Just a quick note as the day (and the market) has been fast and furious.  Earlier today, ADP estimated that job losses on the Friday Employment Report would total 371K.  In their estimation, all sectors of the job market suffers declines.  If their “guess” is accurate, manufacturing would have improved by nearly 50K but still have lost 90K.  With the median expectation for 320K job losses, the ADP report is within one standard deviation, a measured miss that is the average for ADP.  Given that it is on the low side, we are projecting job losses to be over the 320K consensus and more in line with ADP (370K).  More on that tomorrow.
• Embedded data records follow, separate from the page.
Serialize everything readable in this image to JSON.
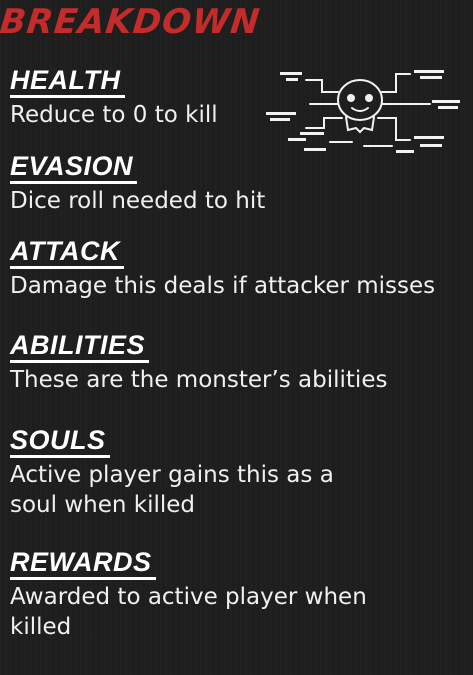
{
  "title": "Breakdown",
  "entries": [
    {
      "heading": "HEALTH",
      "description": "Reduce to 0 to kill"
    },
    {
      "heading": "EVASION",
      "description": "Dice roll needed to hit"
    },
    {
      "heading": "ATTACK",
      "description": "Damage this deals if attacker misses"
    },
    {
      "heading": "ABILITIES",
      "description": "These are the monster’s abilities"
    },
    {
      "heading": "SOULS",
      "description": "Active player gains this as a\nsoul when killed"
    },
    {
      "heading": "REWARDS",
      "description": "Awarded to active player when\nkilled"
    }
  ],
  "colors": {
    "accent": "#c42b2b",
    "background": "#1f1e1e",
    "text": "#ffffff"
  },
  "icons": {
    "diagram": "monster-skull-diagram-icon"
  }
}
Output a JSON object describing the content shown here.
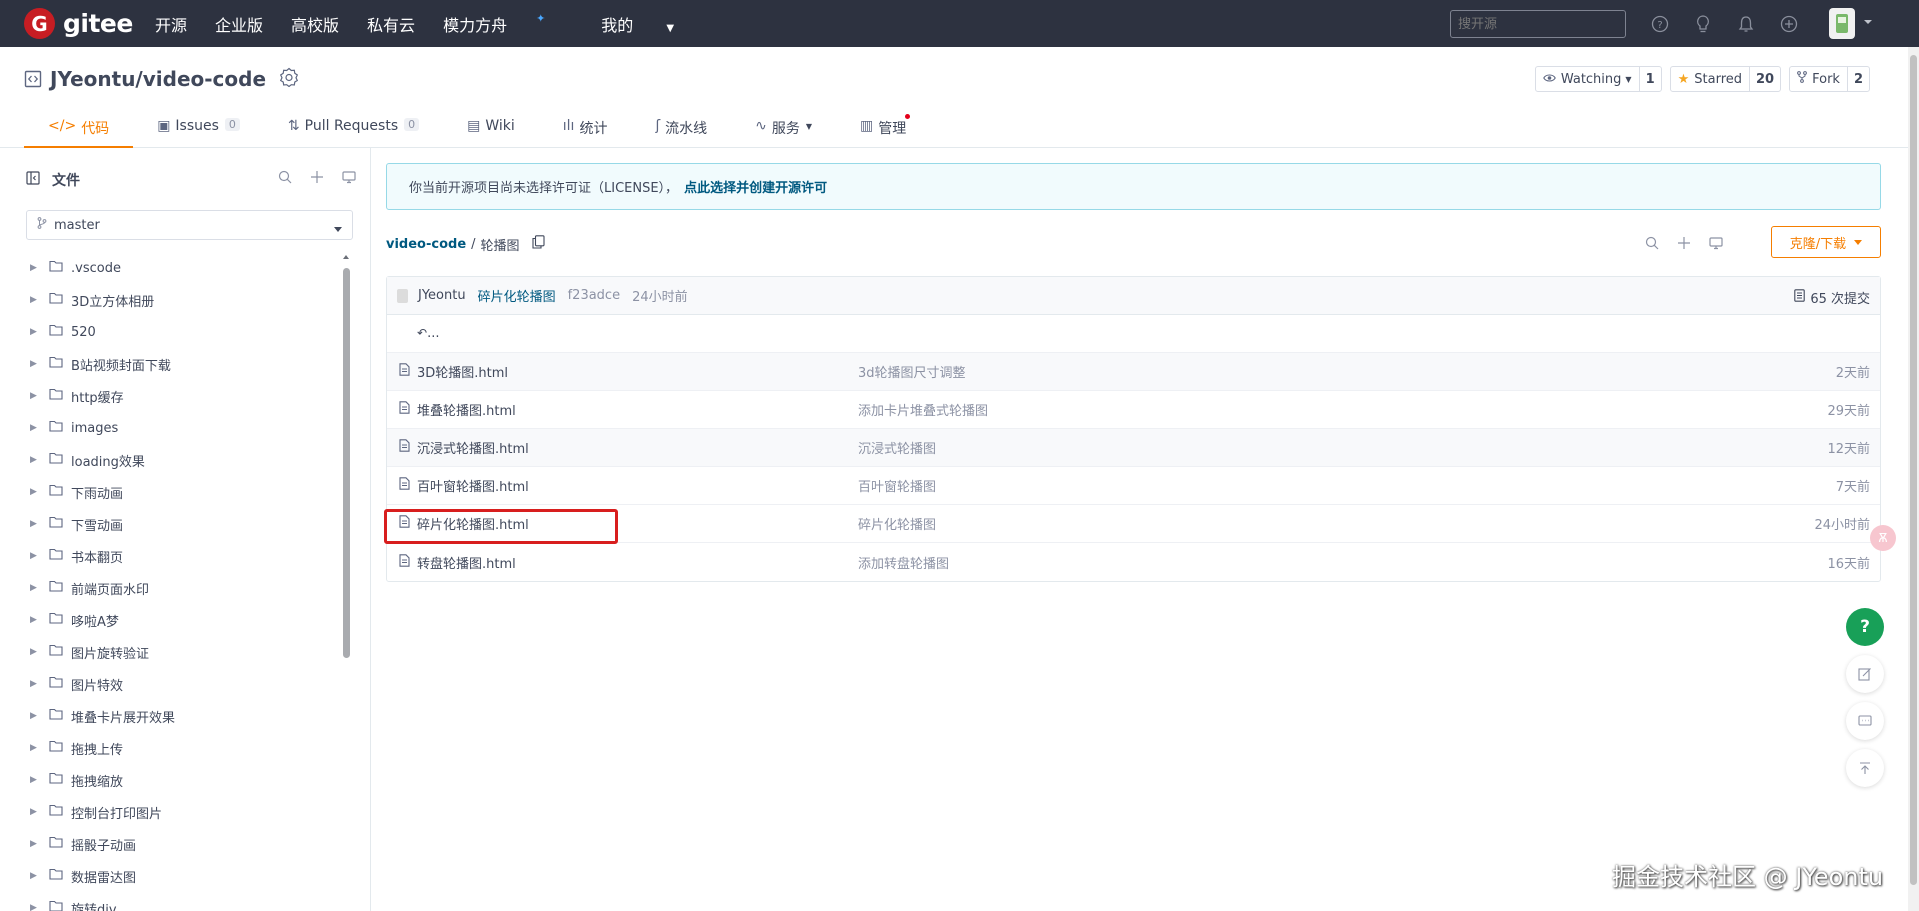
{
  "topbar": {
    "logo_letter": "G",
    "logo_text": "gitee",
    "nav": [
      "开源",
      "企业版",
      "高校版",
      "私有云",
      "模力方舟",
      "我的"
    ],
    "search_placeholder": "搜开源"
  },
  "repo": {
    "full_name": "JYeontu/video-code",
    "watch_label": "Watching",
    "watch_count": "1",
    "star_label": "Starred",
    "star_count": "20",
    "fork_label": "Fork",
    "fork_count": "2",
    "tabs": [
      {
        "label": "代码",
        "count": null
      },
      {
        "label": "Issues",
        "count": "0"
      },
      {
        "label": "Pull Requests",
        "count": "0"
      },
      {
        "label": "Wiki",
        "count": null
      },
      {
        "label": "统计",
        "count": null
      },
      {
        "label": "流水线",
        "count": null
      },
      {
        "label": "服务",
        "count": null
      },
      {
        "label": "管理",
        "count": null
      }
    ]
  },
  "sidebar": {
    "title": "文件",
    "branch": "master",
    "tree": [
      ".vscode",
      "3D立方体相册",
      "520",
      "B站视频封面下载",
      "http缓存",
      "images",
      "loading效果",
      "下雨动画",
      "下雪动画",
      "书本翻页",
      "前端页面水印",
      "哆啦A梦",
      "图片旋转验证",
      "图片特效",
      "堆叠卡片展开效果",
      "拖拽上传",
      "拖拽缩放",
      "控制台打印图片",
      "摇骰子动画",
      "数据雷达图",
      "旋转div"
    ]
  },
  "main": {
    "notice_text": "你当前开源项目尚未选择许可证（LICENSE），",
    "notice_link": "点此选择并创建开源许可",
    "path_root": "video-code",
    "path_sep": "/",
    "path_current": "轮播图",
    "clone_label": "克隆/下载",
    "commit": {
      "author": "JYeontu",
      "message": "碎片化轮播图",
      "sha": "f23adce",
      "time": "24小时前",
      "count": "65 次提交"
    },
    "back_label": "...",
    "files": [
      {
        "name": "3D轮播图.html",
        "commit": "3d轮播图尺寸调整",
        "time": "2天前"
      },
      {
        "name": "堆叠轮播图.html",
        "commit": "添加卡片堆叠式轮播图",
        "time": "29天前"
      },
      {
        "name": "沉浸式轮播图.html",
        "commit": "沉浸式轮播图",
        "time": "12天前"
      },
      {
        "name": "百叶窗轮播图.html",
        "commit": "百叶窗轮播图",
        "time": "7天前"
      },
      {
        "name": "碎片化轮播图.html",
        "commit": "碎片化轮播图",
        "time": "24小时前"
      },
      {
        "name": "转盘轮播图.html",
        "commit": "添加转盘轮播图",
        "time": "16天前"
      }
    ]
  },
  "float": {
    "help": "?"
  },
  "watermark": "掘金技术社区 @ JYeontu"
}
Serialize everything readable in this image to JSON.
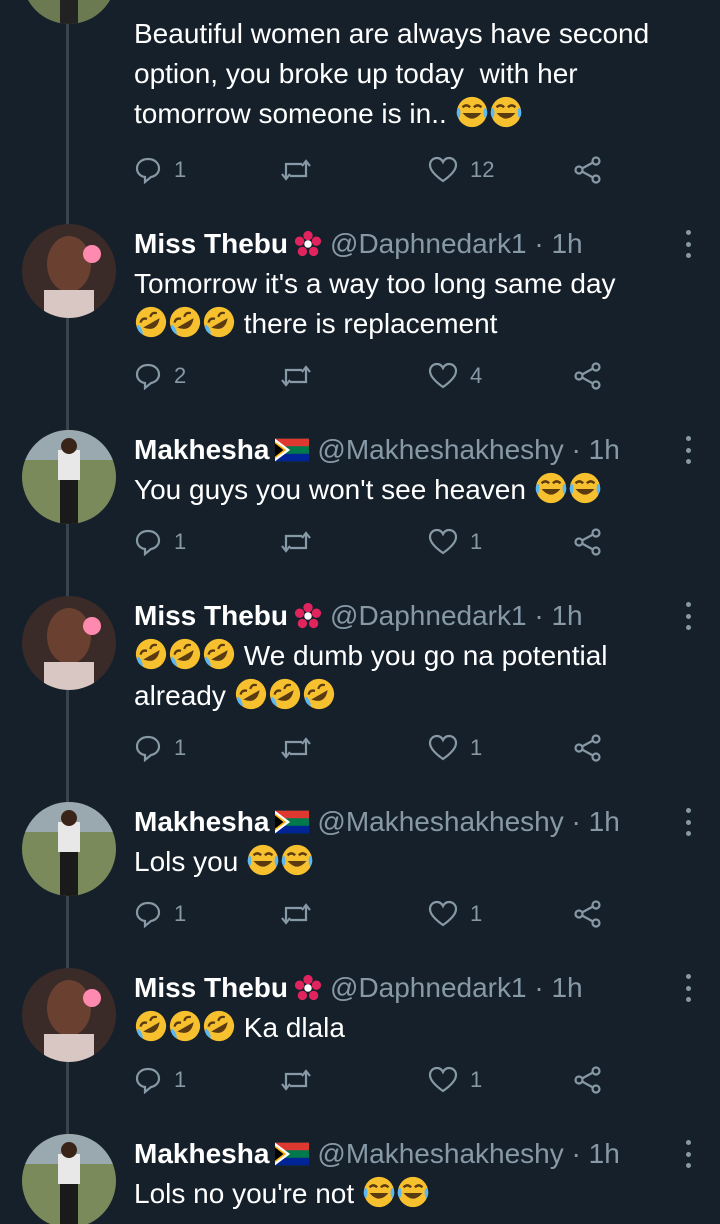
{
  "top_tweet": {
    "text_before": "Beautiful women are always have second\noption, you broke up today  with her\ntomorrow someone is in.. ",
    "emoji_after": [
      "face-with-tears-of-joy",
      "face-with-tears-of-joy"
    ],
    "replies": "1",
    "retweets": "",
    "likes": "12"
  },
  "tweets": [
    {
      "name": "Miss Thebu",
      "badge": "hibiscus-flower",
      "handle": "@Daphnedark1 · 1h",
      "line1": "Tomorrow it's a way too long same day",
      "line2_prefix_emoji": [
        "rofl",
        "rofl",
        "rofl"
      ],
      "line2_text": " there is replacement",
      "replies": "2",
      "likes": "4"
    },
    {
      "name": "Makhesha",
      "badge": "south-africa-flag",
      "handle": "@Makheshakheshy · 1h",
      "text": "You guys you won't see heaven ",
      "emoji_after": [
        "face-with-tears-of-joy",
        "face-with-tears-of-joy"
      ],
      "replies": "1",
      "likes": "1"
    },
    {
      "name": "Miss Thebu",
      "badge": "hibiscus-flower",
      "handle": "@Daphnedark1 · 1h",
      "line1_prefix_emoji": [
        "rofl",
        "rofl",
        "rofl"
      ],
      "line1_text": " We dumb you go na potential",
      "line2_text": "already ",
      "line2_emoji": [
        "rofl",
        "rofl",
        "rofl"
      ],
      "replies": "1",
      "likes": "1"
    },
    {
      "name": "Makhesha",
      "badge": "south-africa-flag",
      "handle": "@Makheshakheshy · 1h",
      "text": "Lols you ",
      "emoji_after": [
        "face-with-tears-of-joy",
        "face-with-tears-of-joy"
      ],
      "replies": "1",
      "likes": "1"
    },
    {
      "name": "Miss Thebu",
      "badge": "hibiscus-flower",
      "handle": "@Daphnedark1 · 1h",
      "prefix_emoji": [
        "rofl",
        "rofl",
        "rofl"
      ],
      "text": " Ka dlala",
      "replies": "1",
      "likes": "1"
    },
    {
      "name": "Makhesha",
      "badge": "south-africa-flag",
      "handle": "@Makheshakheshy · 1h",
      "text": "Lols no you're not ",
      "emoji_after": [
        "face-with-tears-of-joy",
        "face-with-tears-of-joy"
      ]
    }
  ],
  "colors": {
    "background": "#15202b",
    "text": "#ffffff",
    "secondary": "#8899a6",
    "thread_line": "#38444d",
    "emoji_yellow": "#f7c02f"
  }
}
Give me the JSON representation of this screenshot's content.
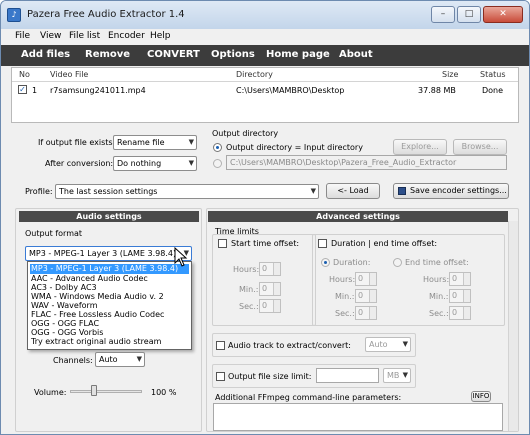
{
  "window": {
    "title": "Pazera Free Audio Extractor 1.4",
    "icon_glyph": "♪",
    "minimize": "–",
    "maximize": "□",
    "close": "✕"
  },
  "menu": [
    "File",
    "View",
    "File list",
    "Encoder",
    "Help"
  ],
  "toolbar": [
    "Add files",
    "Remove",
    "CONVERT",
    "Options",
    "Home page",
    "About"
  ],
  "file_list": {
    "headers": {
      "no": "No",
      "video": "Video File",
      "directory": "Directory",
      "size": "Size",
      "status": "Status"
    },
    "rows": [
      {
        "checked": "✓",
        "no": "1",
        "video": "r7samsung241011.mp4",
        "directory": "C:\\Users\\MAMBRO\\Desktop",
        "size": "37.88 MB",
        "status": "Done"
      }
    ]
  },
  "options": {
    "if_exists_label": "If output file exists:",
    "if_exists_value": "Rename file",
    "after_conversion_label": "After conversion:",
    "after_conversion_value": "Do nothing",
    "output_dir_title": "Output directory",
    "output_eq_input": "Output directory = Input directory",
    "custom_dir": "C:\\Users\\MAMBRO\\Desktop\\Pazera_Free_Audio_Extractor",
    "explore": "Explore...",
    "browse": "Browse..."
  },
  "profile": {
    "label": "Profile:",
    "value": "The last session settings",
    "load": "<- Load",
    "save": "Save encoder settings..."
  },
  "audio": {
    "title": "Audio settings",
    "output_format_label": "Output format",
    "selected_format": "MP3 - MPEG-1 Layer 3 (LAME 3.98.4)",
    "format_options": [
      "MP3 - MPEG-1 Layer 3 (LAME 3.98.4)",
      "AAC - Advanced Audio Codec",
      "AC3 - Dolby AC3",
      "WMA - Windows Media Audio v. 2",
      "WAV - Waveform",
      "FLAC - Free Lossless Audio Codec",
      "OGG - OGG FLAC",
      "OGG - OGG Vorbis",
      "Try extract original audio stream"
    ],
    "partial_letter": "A",
    "channels_label": "Channels:",
    "channels_value": "Auto",
    "volume_label": "Volume:",
    "volume_value": "100 %",
    "volume_level": 0.33
  },
  "advanced": {
    "title": "Advanced settings",
    "time_limits": "Time limits",
    "start_offset": "Start time offset:",
    "duration_end": "Duration | end time offset:",
    "hours": "Hours:",
    "min": "Min.:",
    "sec": "Sec.:",
    "zero": "0",
    "duration": "Duration:",
    "end_offset": "End time offset:",
    "audio_track": "Audio track to extract/convert:",
    "audio_track_value": "Auto",
    "size_limit": "Output file size limit:",
    "size_unit": "MB",
    "ffmpeg_params": "Additional FFmpeg command-line parameters:",
    "info": "INFO"
  }
}
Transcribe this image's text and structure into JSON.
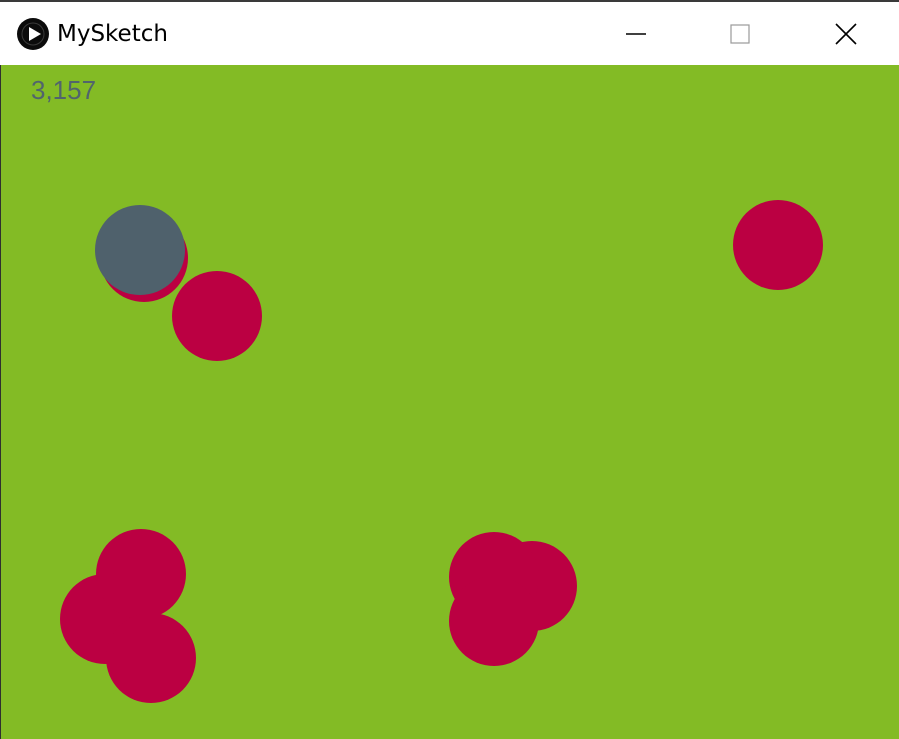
{
  "window": {
    "title": "MySketch",
    "icon": "processing-play-icon",
    "controls": {
      "minimize_icon": "minimize-icon",
      "maximize_icon": "maximize-icon",
      "close_icon": "close-icon"
    }
  },
  "sketch": {
    "score_text": "3,157",
    "colors": {
      "background": "#83bb25",
      "enemy": "#bb0042",
      "player": "#4f616c",
      "score": "#51646c"
    }
  }
}
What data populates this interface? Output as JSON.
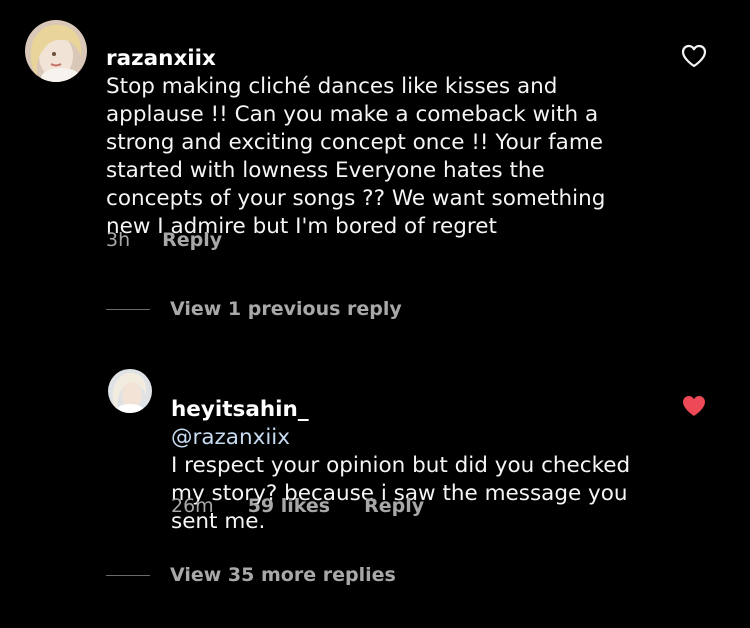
{
  "comment": {
    "username": "razanxiix",
    "text": "Stop making cliché dances like kisses and applause !! Can you make a comeback with a strong and exciting concept once !! Your fame started with lowness Everyone hates the concepts of your songs ?? We want something new I admire but I'm bored of regret",
    "time": "3h",
    "reply_label": "Reply",
    "like_icon": "heart-outline-icon"
  },
  "view_previous": "View 1 previous reply",
  "reply": {
    "username": "heyitsahin_",
    "mention": "@razanxiix",
    "text": "I respect your opinion but did you checked my story? because i saw the message you sent me.",
    "time": "26m",
    "likes": "59 likes",
    "reply_label": "Reply",
    "like_icon": "heart-filled-icon",
    "like_color": "#ed4956"
  },
  "view_more": "View 35 more replies"
}
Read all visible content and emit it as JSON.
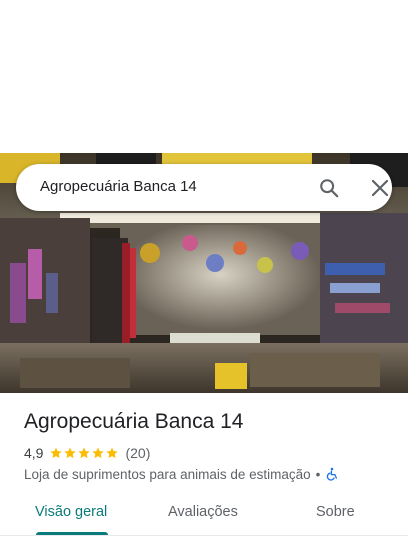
{
  "search": {
    "query": "Agropecuária Banca 14"
  },
  "place": {
    "name": "Agropecuária Banca 14",
    "rating": "4,9",
    "stars": 5,
    "review_count": "(20)",
    "category": "Loja de suprimentos para animais de estimação",
    "separator": "•"
  },
  "tabs": [
    {
      "label": "Visão geral",
      "active": true
    },
    {
      "label": "Avaliações",
      "active": false
    },
    {
      "label": "Sobre",
      "active": false
    }
  ],
  "colors": {
    "star": "#fbbc04",
    "active_tab": "#0b7a7a",
    "accessibility": "#1a73e8"
  },
  "icons": [
    "search-icon",
    "close-icon",
    "star-icon",
    "wheelchair-accessible-icon"
  ]
}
Since I’m tardy with this missive,  I’ll get right to today’s trade.  Early selloff followed by a nice reversal as stocks fell over 100 points.  Since then, the back and forth teeter totter effect has been in play.  Stocks go bid, bonds go south and vice versa.  Currently, stocks are only down 28 points and mortgage backs/10 year note have taken a turn for the worse.  MBS off a smooth 13/32’s.  Hence the reasons for opening Austin mortgage pricing, then an Austin mortgage price improvement, and now worsening Austin mortgage pricing.

Seriously, the market is volatile and dangerous, closing near the lows of the day (highest yields) with good support in jeopardy of giving way.